Het eerste wat ze daarna zegt is: We hebben wel iets gevonden. SCHRIK! Jullie kindje heeft een afwijking aan twee chromosomen. Dit hoort bij een bepaald syndroom die samen gaat met een matige tot ernstige verstandelijke beperking. Whoow, die komt binnen. Ik had dit niet verwacht, ik had nog hoop op een klein schattig meisje. Ineens is die hoop helemaal weg. Je weet nu zeker dat er iets niet klopt. De eerste vraag die ik stel is: kan ze daarmee oud worden? Als uitleg hoor ik iets van dat er wel veel uitdagingen zijn, maar dat het wel zou moeten kunnen. Verder komt er niet veel meer bij mij binnen. De vrouw aan de telefoon heeft dat ook door. Ze geeft aan dat ze informatie voor ons in het patiëntendossier zet en dat ze eind van de middag graag met ons gaat videobellen om alles door te nemen.

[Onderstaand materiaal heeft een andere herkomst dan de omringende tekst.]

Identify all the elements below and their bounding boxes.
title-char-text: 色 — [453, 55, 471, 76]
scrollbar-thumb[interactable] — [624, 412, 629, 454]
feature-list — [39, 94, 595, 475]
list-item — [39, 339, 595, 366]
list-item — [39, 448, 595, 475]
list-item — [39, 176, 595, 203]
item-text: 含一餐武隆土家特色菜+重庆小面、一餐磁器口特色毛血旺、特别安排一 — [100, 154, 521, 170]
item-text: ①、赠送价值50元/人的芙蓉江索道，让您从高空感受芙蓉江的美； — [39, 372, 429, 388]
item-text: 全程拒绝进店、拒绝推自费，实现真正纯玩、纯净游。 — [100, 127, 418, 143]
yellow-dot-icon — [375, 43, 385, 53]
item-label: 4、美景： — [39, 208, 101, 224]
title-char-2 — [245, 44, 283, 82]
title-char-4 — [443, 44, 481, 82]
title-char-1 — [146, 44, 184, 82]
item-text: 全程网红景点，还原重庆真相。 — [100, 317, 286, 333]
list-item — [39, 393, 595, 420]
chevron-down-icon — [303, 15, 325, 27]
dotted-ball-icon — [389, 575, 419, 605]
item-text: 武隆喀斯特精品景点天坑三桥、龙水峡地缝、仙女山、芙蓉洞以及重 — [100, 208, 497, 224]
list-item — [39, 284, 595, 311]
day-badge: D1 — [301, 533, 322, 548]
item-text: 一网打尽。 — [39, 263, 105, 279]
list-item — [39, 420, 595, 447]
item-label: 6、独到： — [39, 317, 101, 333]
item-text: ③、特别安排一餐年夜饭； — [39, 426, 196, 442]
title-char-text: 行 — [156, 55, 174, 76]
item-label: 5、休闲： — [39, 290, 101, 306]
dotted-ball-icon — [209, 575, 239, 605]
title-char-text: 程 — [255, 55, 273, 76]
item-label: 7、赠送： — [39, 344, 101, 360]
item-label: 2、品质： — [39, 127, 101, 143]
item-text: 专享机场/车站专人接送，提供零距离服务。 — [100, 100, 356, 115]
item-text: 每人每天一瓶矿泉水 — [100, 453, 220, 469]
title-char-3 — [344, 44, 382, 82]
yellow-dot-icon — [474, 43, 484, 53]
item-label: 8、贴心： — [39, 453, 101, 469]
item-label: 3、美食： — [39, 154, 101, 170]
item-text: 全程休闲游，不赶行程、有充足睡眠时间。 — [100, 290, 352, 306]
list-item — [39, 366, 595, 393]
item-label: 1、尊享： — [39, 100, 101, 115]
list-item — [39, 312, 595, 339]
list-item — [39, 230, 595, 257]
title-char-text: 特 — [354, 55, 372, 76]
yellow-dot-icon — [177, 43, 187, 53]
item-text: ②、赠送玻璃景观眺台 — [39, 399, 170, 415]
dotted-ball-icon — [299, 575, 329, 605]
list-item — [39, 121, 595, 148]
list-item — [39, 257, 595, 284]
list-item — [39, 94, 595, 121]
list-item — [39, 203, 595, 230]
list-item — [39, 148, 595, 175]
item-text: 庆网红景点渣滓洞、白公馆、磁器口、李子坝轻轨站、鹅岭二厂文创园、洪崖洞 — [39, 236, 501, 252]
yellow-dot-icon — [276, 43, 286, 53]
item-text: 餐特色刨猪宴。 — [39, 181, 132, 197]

Ik blijft aan tafel zitten en kan even alleen nog maar huilen. Misschien komt dat ook door mijn ervaringen in mijn werk, ik weet heel goed wat dit betekend. Maar al snel herpak ik mezelf. We kunnen er niets aan veranderen, maar we hebben nog steeds liefde genoeg! En misschien moet het wel zo zijn dat ze bij ons geboren wordt, omdat ik door mijn ervaring haar goed zou kunnen helpen. Ik besluit me te gaan voorbereiden op het gesprek van die middag.
Sientje87
Mag ik vragen welk syndroom? Ook het stickler syndroom?